Situé à Saint-Agathon, dans la périphérie de Guingamp, le cabinet Setti s’est fait une bien curieuse spécialité : celle de créer des sociétés en Grande-Bretagne. Passer la Manche permet quelques avantages. Le gérant échappe aux cotisations du RSI, ce qui peut constituer une jolie économie chaque année. De plus, en cas de contrôle Ursaaf ou fiscal, c’est la société qui est visée, mais pas son ou ses actionnaires. Ces derniers peuvent donc organiser leur insolvabilité.

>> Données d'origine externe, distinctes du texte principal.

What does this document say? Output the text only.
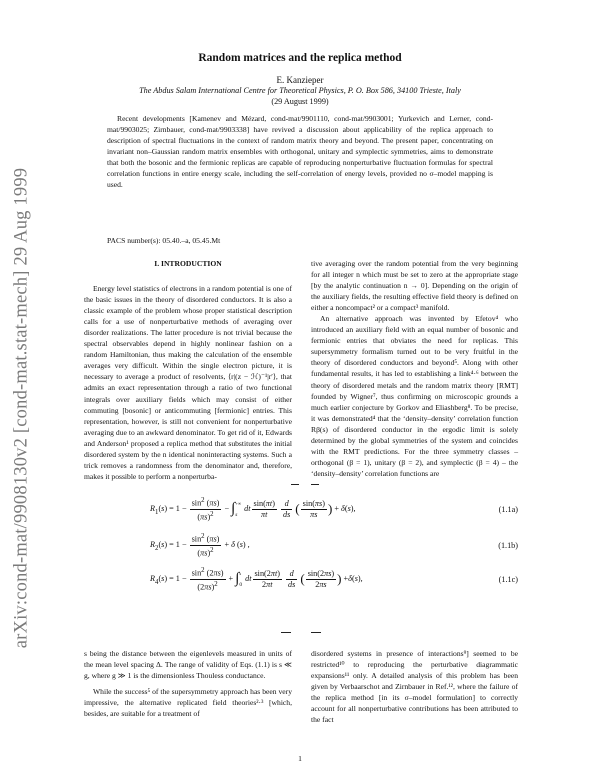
arXiv:cond-mat/9908130v2 [cond-mat.stat-mech] 29 Aug 1999
Random matrices and the replica method
E. Kanzieper
The Abdus Salam International Centre for Theoretical Physics, P. O. Box 586, 34100 Trieste, Italy
(29 August 1999)

Recent developments [Kamenev and Mézard, cond-mat/9901110, cond-mat/9903001; Yurkevich and Lerner, cond-mat/9903025; Zirnbauer, cond-mat/9903338] have revived a discussion about applicability of the replica approach to description of spectral fluctuations in the context of random matrix theory and beyond. The present paper, concentrating on invariant non–Gaussian random matrix ensembles with orthogonal, unitary and symplectic symmetries, aims to demonstrate that both the bosonic and the fermionic replicas are capable of reproducing nonperturbative fluctuation formulas for spectral correlation functions in entire energy scale, including the self-correlation of energy levels, provided no σ–model mapping is used.

PACS number(s): 05.40.–a, 05.45.Mt

I. INTRODUCTION

Energy level statistics of electrons in a random potential is one of the basic issues in the theory of disordered conductors. It is also a classic example of the problem whose proper statistical description calls for a use of nonperturbative methods of averaging over disorder realizations. The latter procedure is not trivial because the spectral observables depend in highly nonlinear fashion on a random Hamiltonian, thus making the calculation of the ensemble averages very difficult. Within the single electron picture, it is necessary to average a product of resolvents, ⟨r|(z − ℋ)⁻¹|r′⟩, that admits an exact representation through a ratio of two functional integrals over auxiliary fields which may consist of either commuting [bosonic] or anticommuting [fermionic] entries. This representation, however, is still not convenient for nonperturbative averaging due to an awkward denominator. To get rid of it, Edwards and Anderson¹ proposed a replica method that substitutes the initial disordered system by the n identical noninteracting systems. Such a trick removes a randomness from the denominator and, therefore, makes it possible to perform a nonperturba-

tive averaging over the random potential from the very beginning for all integer n which must be set to zero at the appropriate stage [by the analytic continuation n → 0]. Depending on the origin of the auxiliary fields, the resulting effective field theory is defined on either a noncompact² or a compact³ manifold.

An alternative approach was invented by Efetov⁴ who introduced an auxiliary field with an equal number of bosonic and fermionic entries that obviates the need for replicas. This supersymmetry formalism turned out to be very fruitful in the theory of disordered conductors and beyond⁵. Along with other fundamental results, it has led to establishing a link⁴·⁶ between the theory of disordered metals and the random matrix theory [RMT] founded by Wigner⁷, thus confirming on microscopic grounds a much earlier conjecture by Gorkov and Eliashberg⁸. To be precise, it was demonstrated⁴ that the ‘density–density’ correlation function Rβ(s) of disordered conductor in the ergodic limit is solely determined by the global symmetries of the system and coincides with the RMT predictions. For the three symmetry classes – orthogonal (β = 1), unitary (β = 2), and symplectic (β = 4) – the ‘density–density’ correlation functions are

$R_1(s) = 1 - \frac{\sin^2 (\pi s)}{(\pi s)^2} - \int^{+\infty}$
s dt $\frac{\sin(\pi t)}{\pi t}$
$\frac{d}{ds}$ ( $\frac{\sin(\pi s)}{\pi s}$ ) + δ(s),	(1.1a)
$R_2(s) = 1 - \frac{\sin^2 (\pi s)}{(\pi s)^2} + \delta$ (s) ,	(1.1b)
$R_4(s) = 1 - \frac{\sin^2 (2\pi s)}{(2\pi s)^2} + \int^s$
0 dt $\frac{\sin(2\pi t)}{2\pi t}$
$\frac{d}{ds}$ ( $\frac{\sin(2\pi s)}{2\pi s}$ ) +δ(s),	(1.1c)

s being the distance between the eigenlevels measured in units of the mean level spacing Δ. The range of validity of Eqs. (1.1) is s ≪ g, where g ≫ 1 is the dimensionless Thouless conductance.

While the success⁵ of the supersymmetry approach has been very impressive, the alternative replicated field theories²·³ [which, besides, are suitable for a treatment of

disordered systems in presence of interactions⁹] seemed to be restricted¹⁰ to reproducing the perturbative diagrammatic expansions¹¹ only. A detailed analysis of this problem has been given by Verbaarschot and Zirnbauer in Ref.¹², where the failure of the replica method [in its σ–model formulation] to correctly account for all nonperturbative contributions has been attributed to the fact

1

Setti a ainsi « déménagé » plusieurs centaines d’entreprises, particulièrement en basse Bretagne. Selon un expert-comptable local : « c’est la défiscalisation pour de pauvres gens, qui n’ont pas les moyens ou l’idée de faire appel à un avocat spécialisé. Franchement, même en restant en France, il y a des moyens plus performants que çà. »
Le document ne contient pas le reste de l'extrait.